Your body does not typically use fat as a fuel source, it uses glucose or glycogen (stored glucose) – which come from carbs. THIS DOES NOT MEAN EAT MORE CARBS. But your body does not magically burn fat. And if you’re using fat as your body’s fuel source it means you’re sick, not healthy.
So here is some sound advice:
1) Weight loss happens over time. However long it took to gain the amount you want to lose- should help give you a realistic window.
2) YOU CANNOT BURN FAT…or zap it, zip it, or fry it. You can shrink it, and build muscle, and make healthy food choices to lose weight and tone up. And let me repeat myself- fat is NOT a fuel source.
3) In terms of carbs, fat, and protein they all provide certain things for our body- carbs energy, protein-repair and growth, fat is needed for absorption of certain vitamins, and plays a role in many energy producing reactions in our body. Restrict any of these too much and you will throw yourself out of balance in terms of your metabolism or otherwise (iron, or vitamin/mineral deficiency).

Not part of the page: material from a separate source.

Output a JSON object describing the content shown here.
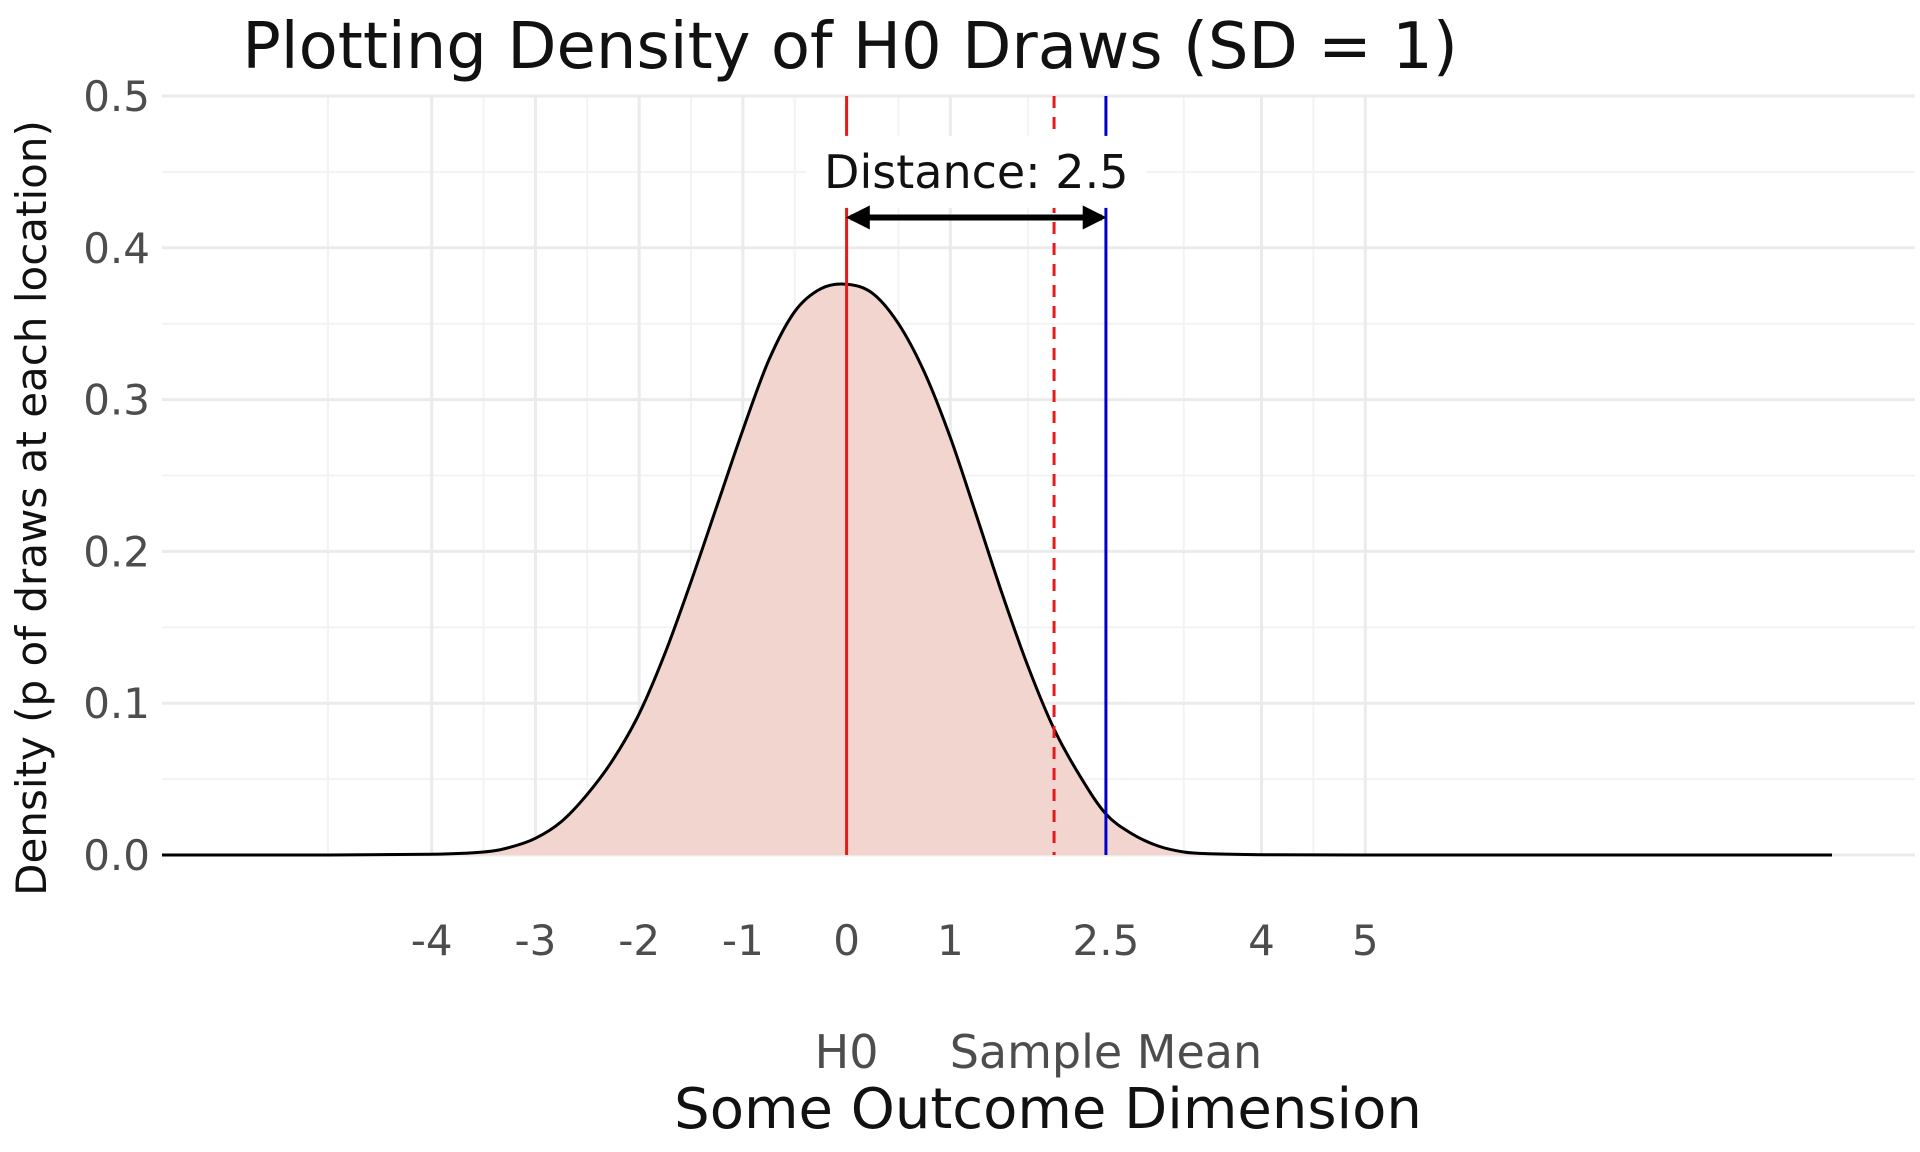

Remember you wouldn’t take legal advice from me, (or you shouldn’t), becuase I’m not a lawyer. So don’t take your nutrition advice from just anyone. I do harp on this point a lot because I went to school for 5 1/2 years for nutrition and wellness. Lawyers go to school for an additional 3 years to learn law, doctors go to school for at least an additional 4-6 years to learn medicine. So your best source of nutrition advice would be from someone who specializes in that area: A Dietitian.